PARIS — France doesn’t yet want to conjure the ghost of a dead transatlantic free trade agreement.
An official from French President Emmanuel Macron’s office told POLITICO on Sunday that Paris is not pushing in the short term for a new TTIP-like pact between the European Union and the United States during trade negotiations between Brussels and Washington.
French Economy and Finance Minister Éric Lombard on Friday said Europe and the U.S. should seek “a genuine free-trade agreement” — but as a long-term goal.
“Before aiming for a free trade deal with the U.S., our first demand is that they withdraw their tariffs,” said an Elysée official, who was granted anonymity as is customary in France.

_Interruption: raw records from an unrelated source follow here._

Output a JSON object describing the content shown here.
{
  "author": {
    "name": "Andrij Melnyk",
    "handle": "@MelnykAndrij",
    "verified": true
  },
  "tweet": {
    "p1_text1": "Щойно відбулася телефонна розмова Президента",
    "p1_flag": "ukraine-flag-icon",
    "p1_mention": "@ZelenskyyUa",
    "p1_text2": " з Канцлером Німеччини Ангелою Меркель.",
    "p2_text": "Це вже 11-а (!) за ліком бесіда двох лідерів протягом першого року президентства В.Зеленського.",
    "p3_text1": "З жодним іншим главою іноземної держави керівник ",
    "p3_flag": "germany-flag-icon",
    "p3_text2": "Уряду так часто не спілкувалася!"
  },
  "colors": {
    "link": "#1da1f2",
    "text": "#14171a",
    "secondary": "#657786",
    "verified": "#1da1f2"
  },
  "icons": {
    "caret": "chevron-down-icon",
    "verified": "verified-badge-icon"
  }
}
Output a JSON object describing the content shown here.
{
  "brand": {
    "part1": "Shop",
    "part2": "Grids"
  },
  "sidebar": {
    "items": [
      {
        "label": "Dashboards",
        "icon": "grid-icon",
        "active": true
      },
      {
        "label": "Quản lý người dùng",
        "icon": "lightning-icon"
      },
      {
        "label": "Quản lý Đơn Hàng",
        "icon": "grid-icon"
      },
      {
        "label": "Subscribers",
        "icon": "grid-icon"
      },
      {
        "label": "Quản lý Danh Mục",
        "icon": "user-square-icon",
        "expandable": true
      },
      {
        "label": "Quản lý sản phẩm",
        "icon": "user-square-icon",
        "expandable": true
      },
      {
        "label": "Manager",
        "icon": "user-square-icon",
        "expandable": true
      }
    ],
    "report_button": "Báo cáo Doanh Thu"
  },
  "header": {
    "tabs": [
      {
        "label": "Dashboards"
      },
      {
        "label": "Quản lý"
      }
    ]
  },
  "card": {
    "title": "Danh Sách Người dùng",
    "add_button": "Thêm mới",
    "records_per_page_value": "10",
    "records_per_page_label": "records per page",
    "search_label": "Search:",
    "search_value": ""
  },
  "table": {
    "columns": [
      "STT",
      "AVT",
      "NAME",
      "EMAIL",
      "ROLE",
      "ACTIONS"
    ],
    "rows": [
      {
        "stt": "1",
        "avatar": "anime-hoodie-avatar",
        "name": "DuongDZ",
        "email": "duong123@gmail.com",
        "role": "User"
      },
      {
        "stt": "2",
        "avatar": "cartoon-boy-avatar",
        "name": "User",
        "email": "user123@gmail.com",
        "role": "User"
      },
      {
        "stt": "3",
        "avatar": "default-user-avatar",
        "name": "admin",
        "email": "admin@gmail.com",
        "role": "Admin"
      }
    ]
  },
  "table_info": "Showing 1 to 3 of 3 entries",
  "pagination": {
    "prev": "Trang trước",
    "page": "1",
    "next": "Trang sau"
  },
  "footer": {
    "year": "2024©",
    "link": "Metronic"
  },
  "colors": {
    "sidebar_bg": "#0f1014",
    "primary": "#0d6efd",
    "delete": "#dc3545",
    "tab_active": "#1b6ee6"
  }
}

The official added that U.S. President Donald Trump’s administration is not interested in long-term proposals as it seeks deals during a 90-day pause on major tariffs it slapped on global trading partners earlier this month.
Lombard’s comments came as a surprise, especially as France played a key role in killing the Transatlantic Trade and Investment Partnership (TTIP) — a proposed trade deal that was negotiated between 2013 and 2016 but was never agreed upon.
An official from the French Ministry of Economy on Sunday said the minister was not trying to resurrect that deal but only remove tariffs on industrial goods, an option Brussels has already proposed. The official stressed that a possible agreement should not cover agricultural products.
Both current German Chancellor Olaf Scholz and his incoming successor Friedrich Merz have backed the idea of a new EU-U.S. trade deal, although support across Europe for doing so appears tepid at best.